I've only got an MSc in Bioinformatics. About half the marks were on a research project - mine was doing some statistics on codon usage bias in bacteria. So I meant it when I said that this was my field of study,
quote: And a lot of statistics was developed through and for biology.
Very true! Far from geneticists and population biologists ignoring statistics they mostly invented it Pretty much all of the plug-in stats-package stuff that peopel use without really understanding what it does comes out of biology or related fields.
Galton (Darwin's cousin) thought up lots of statistical things including the standard deviation, correlation coefficients, and linear regression.
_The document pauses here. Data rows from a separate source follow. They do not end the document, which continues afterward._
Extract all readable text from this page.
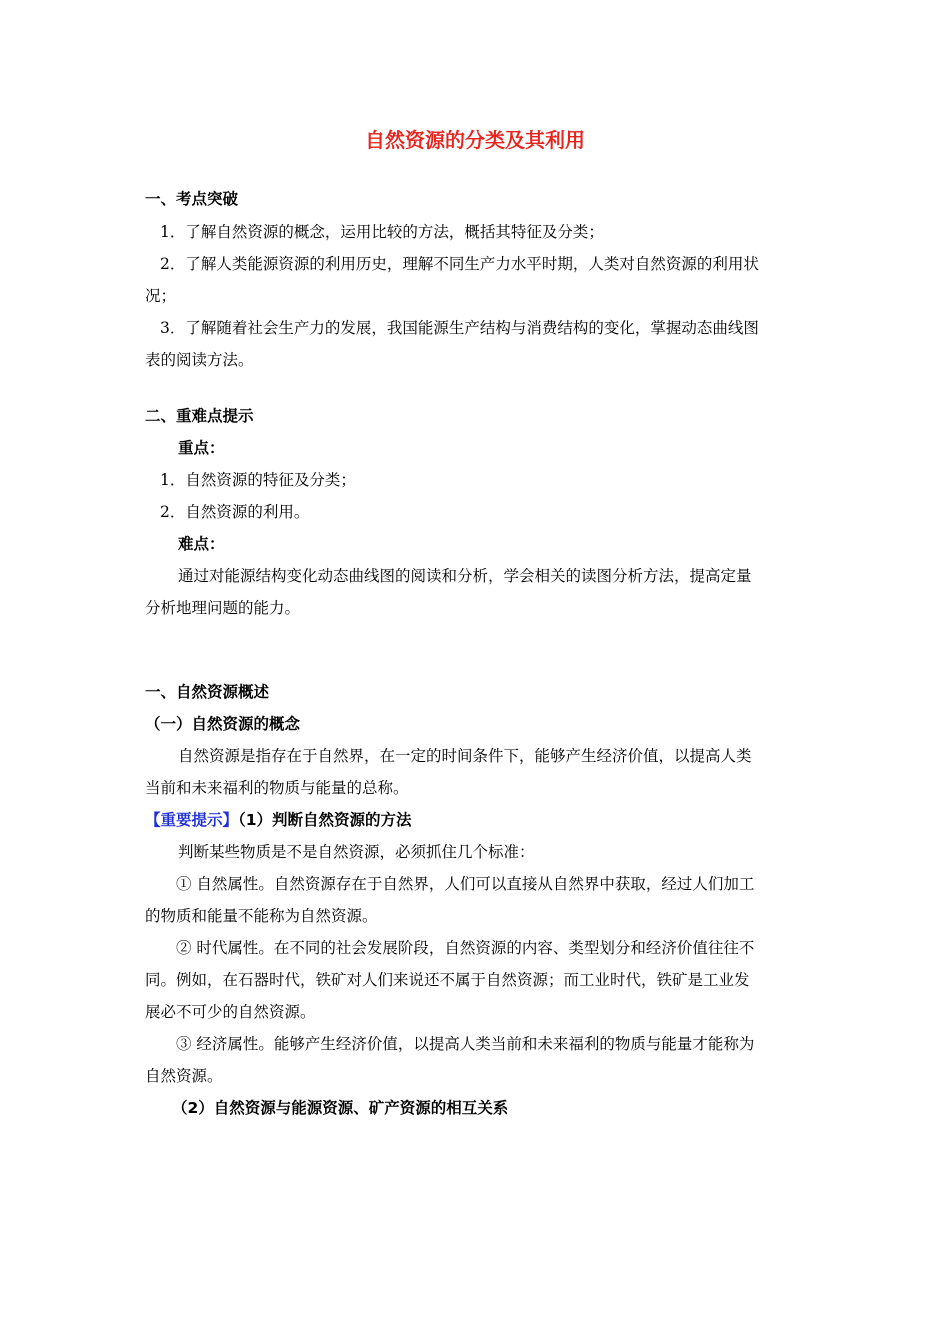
自然资源的分类及其利用
一、考点突破
1．了解自然资源的概念，运用比较的方法，概括其特征及分类；
2．了解人类能源资源的利用历史，理解不同生产力水平时期，人类对自然资源的利用状
况；
3．了解随着社会生产力的发展，我国能源生产结构与消费结构的变化，掌握动态曲线图
表的阅读方法。
二、重难点提示
重点：
1．自然资源的特征及分类；
2．自然资源的利用。
难点：
通过对能源结构变化动态曲线图的阅读和分析，学会相关的读图分析方法，提高定量
分析地理问题的能力。
一、自然资源概述
（一）自然资源的概念
自然资源是指存在于自然界，在一定的时间条件下，能够产生经济价值，以提高人类
当前和未来福利的物质与能量的总称。
【重要提示】（1）判断自然资源的方法
判断某些物质是不是自然资源，必须抓住几个标准：
① 自然属性。自然资源存在于自然界，人们可以直接从自然界中获取，经过人们加工
的物质和能量不能称为自然资源。
② 时代属性。在不同的社会发展阶段，自然资源的内容、类型划分和经济价值往往不
同。例如，在石器时代，铁矿对人们来说还不属于自然资源；而工业时代，铁矿是工业发
展必不可少的自然资源。
③ 经济属性。能够产生经济价值，以提高人类当前和未来福利的物质与能量才能称为
自然资源。
（2）自然资源与能源资源、矿产资源的相互关系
His pupil Karl Person more or less invented what was then known as Biometrics (i.e. the statistical study of biology), the most popular correlation coefficient, statistical tests and the P-value, the chi-squared test, principal component analysis, and the first measurements of skewness and kurtosis. Student's T-test is names after "Student", a pseudonymn of Gossett who was the head brewer at Guiness. The Wilcoxon signed-rank test is named after an industrial chemist who also worked in a plant-breeding lab for a while. Spearman's rank correlation coefficient was invented by Spearman (naturally), a psychologist who also developed factor analysis.
The greatest genius of all the early population geneticists, and the main archiutect of the so-called neo-Darwinian Synthesis - lots of people think the greatest of all evolutionary biologists after Darwin - was Ronald Fisher, who spent much of his working life at the Rothampsted Agricultural Reserch station - he improved on Pearsons statistical tests, and he thought up analysis of variance, maximum likelihoood, permutation tests - and of course the F-distribution, F-test, and F-statistics (not that he called them that himself). He was also, for what its worth, a devout Anglican of a rather starchy Victorian politically conservative low-church-liberal sort.
-------------------- Ken
L’amor che move il sole e l’altre stelle.